I decided on a bit more Pavie 1999 (the good if slightly same-ish fruit - meeoooww - working well) with a Sancho Panza Belicoso from Egon's humidor. This is a lovely mellow pyramid that is almost always balanced and very underrated.
Back indoors Lulu was "in charge" of the iPod and M C Hammer appeared to have got his trousers out. We had one more red before the tart and it was a really good one. I can now not even nearly remember what I though it was but it was certainly impressive. It turned out to be Pintia 2005 under the same ownership as Vega Sicilia.

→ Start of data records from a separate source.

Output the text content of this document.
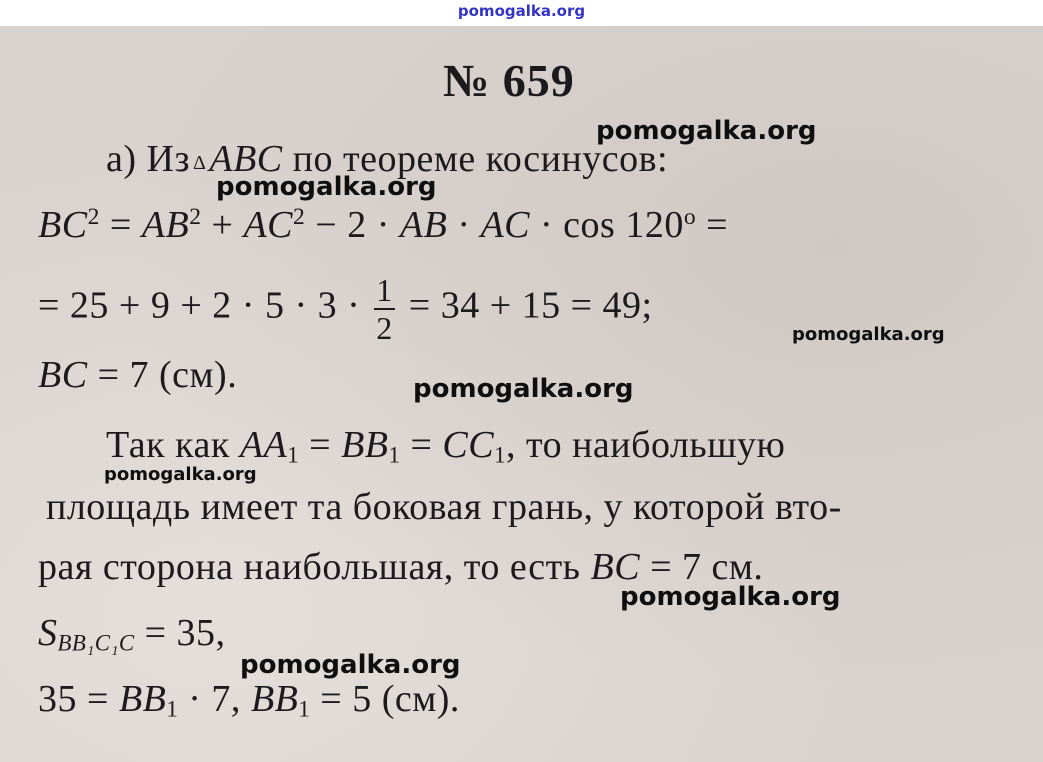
pomogalka.org
№ 659
а) Из ΔABC по теореме косинусов:
$BC^2 = AB^2 + AC^2 - 2$ · AB · AC · $\cos 120^o$ =
= $25 + 9 + 2 \cdot 5 \cdot 3 \cdot \frac{1}{2} = 34 + 15 = 49$;
BC = 7 (см).
Так как $AA_1 = BB_1 = CC_1$, то наибольшую
площадь имеет та боковая грань, у которой вто-
рая сторона наибольшая, то есть BC = 7 см.
$S_{BB_1C_1C} = 35$,
$35 = BB_1 \cdot 7$, $BB_1 = 5$ (см).
pomogalka.org
pomogalka.org
pomogalka.org
pomogalka.org
pomogalka.org
pomogalka.org
pomogalka.org
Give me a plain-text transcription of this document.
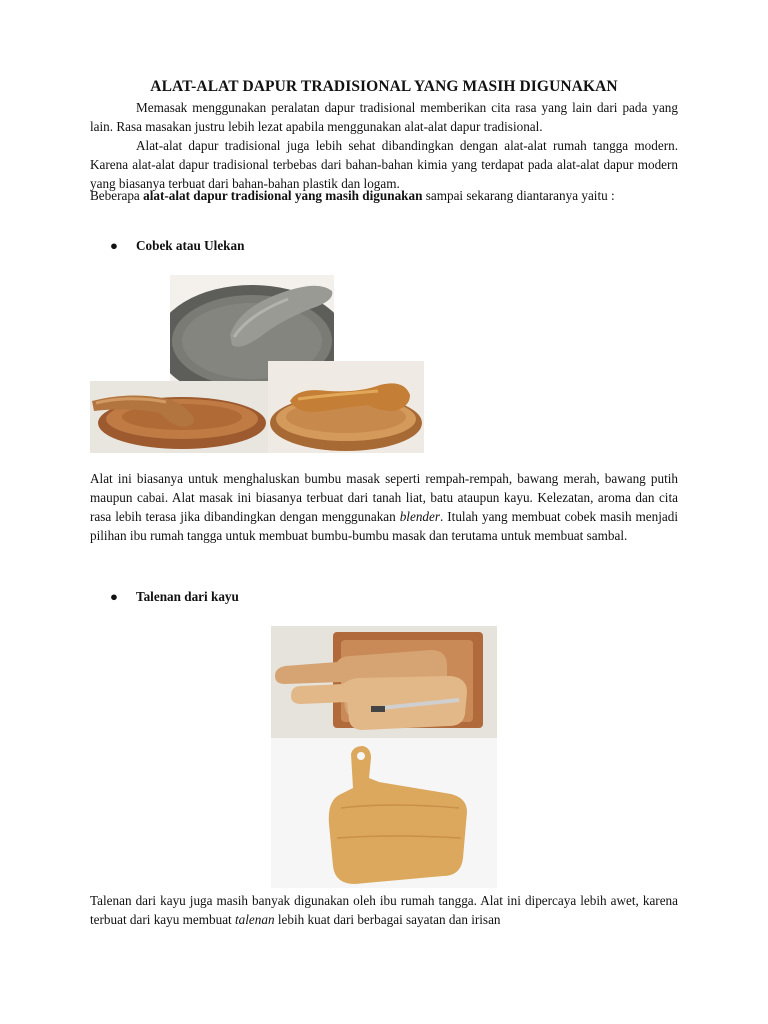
ALAT-ALAT DAPUR TRADISIONAL YANG MASIH DIGUNAKAN
Memasak menggunakan peralatan dapur tradisional memberikan cita rasa yang lain dari pada yang lain. Rasa masakan justru lebih lezat apabila menggunakan alat-alat dapur tradisional.
Alat-alat dapur tradisional juga lebih sehat dibandingkan dengan alat-alat rumah tangga modern. Karena alat-alat dapur tradisional terbebas dari bahan-bahan kimia yang terdapat pada alat-alat dapur modern yang biasanya terbuat dari bahan-bahan plastik dan logam.
Beberapa alat-alat dapur tradisional yang masih digunakan sampai sekarang diantaranya yaitu :
● Cobek atau Ulekan
Alat ini biasanya untuk menghaluskan bumbu masak seperti rempah-rempah, bawang merah, bawang putih maupun cabai. Alat masak ini biasanya terbuat dari tanah liat, batu ataupun kayu. Kelezatan, aroma dan cita rasa lebih terasa jika dibandingkan dengan menggunakan blender. Itulah yang membuat cobek masih menjadi pilihan ibu rumah tangga untuk membuat bumbu-bumbu masak dan terutama untuk membuat sambal.
● Talenan dari kayu
Talenan dari kayu juga masih banyak digunakan oleh ibu rumah tangga. Alat ini dipercaya lebih awet, karena terbuat dari kayu membuat talenan lebih kuat dari berbagai sayatan dan irisan
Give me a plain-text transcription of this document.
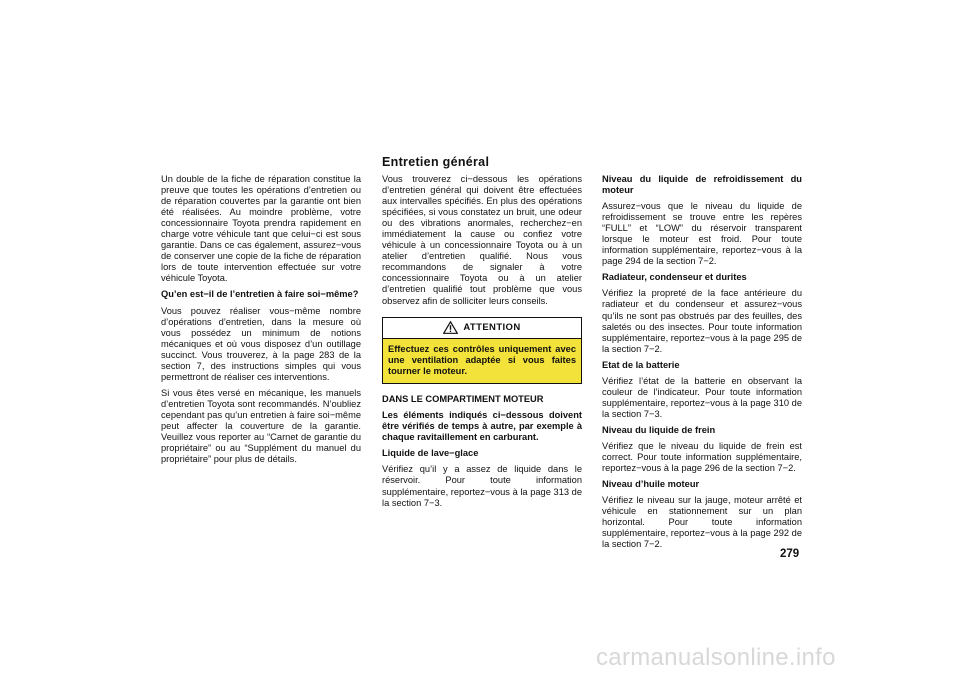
Entretien général

Un double de la fiche de réparation constitue la preuve que toutes les opérations d’entretien ou de réparation couvertes par la garantie ont bien été réalisées. Au moindre problème, votre concessionnaire Toyota prendra rapidement en charge votre véhicule tant que celui−ci est sous garantie. Dans ce cas également, assurez−vous de conserver une copie de la fiche de réparation lors de toute intervention effectuée sur votre véhicule Toyota.

Qu’en est−il de l’entretien à faire soi−même?

Vous pouvez réaliser vous−même nombre d’opérations d’entretien, dans la mesure où vous possédez un minimum de notions mécaniques et où vous disposez d’un outillage succinct. Vous trouverez, à la page 283 de la section 7, des instructions simples qui vous permettront de réaliser ces interventions.

Si vous êtes versé en mécanique, les manuels d’entretien Toyota sont recommandés. N’oubliez cependant pas qu’un entretien à faire soi−même peut affecter la couverture de la garantie. Veuillez vous reporter au “Carnet de garantie du propriétaire” ou au “Supplément du manuel du propriétaire” pour plus de détails.

Vous trouverez ci−dessous les opérations d’entretien général qui doivent être effectuées aux intervalles spécifiés. En plus des opérations spécifiées, si vous constatez un bruit, une odeur ou des vibrations anormales, recherchez−en immédiatement la cause ou confiez votre véhicule à un concessionnaire Toyota ou à un atelier d’entretien qualifié. Nous vous recommandons de signaler à votre concessionnaire Toyota ou à un atelier d’entretien qualifié tout problème que vous observez afin de solliciter leurs conseils.

ATTENTION
Effectuez ces contrôles uniquement avec une ventilation adaptée si vous faites tourner le moteur.

DANS LE COMPARTIMENT MOTEUR

Les éléments indiqués ci−dessous doivent être vérifiés de temps à autre, par exemple à chaque ravitaillement en carburant.

Liquide de lave−glace

Vérifiez qu’il y a assez de liquide dans le réservoir. Pour toute information supplémentaire, reportez−vous à la page 313 de la section 7−3.

Niveau du liquide de refroidissement du moteur

Assurez−vous que le niveau du liquide de refroidissement se trouve entre les repères “FULL” et “LOW” du réservoir transparent lorsque le moteur est froid. Pour toute information supplémentaire, reportez−vous à la page 294 de la section 7−2.

Radiateur, condenseur et durites

Vérifiez la propreté de la face antérieure du radiateur et du condenseur et assurez−vous qu’ils ne sont pas obstrués par des feuilles, des saletés ou des insectes. Pour toute information supplémentaire, reportez−vous à la page 295 de la section 7−2.

Etat de la batterie

Vérifiez l’état de la batterie en observant la couleur de l’indicateur. Pour toute information supplémentaire, reportez−vous à la page 310 de la section 7−3.

Niveau du liquide de frein

Vérifiez que le niveau du liquide de frein est correct. Pour toute information supplémentaire, reportez−vous à la page 296 de la section 7−2.

Niveau d’huile moteur

Vérifiez le niveau sur la jauge, moteur arrêté et véhicule en stationnement sur un plan horizontal. Pour toute information supplémentaire, reportez−vous à la page 292 de la section 7−2.

279
carmanualsonline.info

When it comes to Ribera I have a convenient and professional bias to all things Domino de Pingus but you can not deny how exceptional the wines of Vega Sicilia and Pintia are (al be it that Pintia is actually from Toro). This was youthful but not too young, impressive. And so to pudding and a Sauternes - de Malle 2003 - I though it was slightly "higher up the tree" name but from 2005, it was very good, I can't remember what the other guesses were. De Malle seemed to have made a rich 2003 but not one that is in any way burnt...impressive and good value. A cracking evening was over; may impressive wines seen off, very few shinning examples of blind tasting skill but then they are a rarity. Excellently hosted! All I know is that I'll need more glasses for when I host mine especially if Mossy & Mr Bird (@Burdhound) can make it!!
Pym and Muller take things seriously as usual!
Amazingly Egon is not Northern!
DJ Lulu has a snooze!
What's the world coming to? A picture of people picturing the line-up!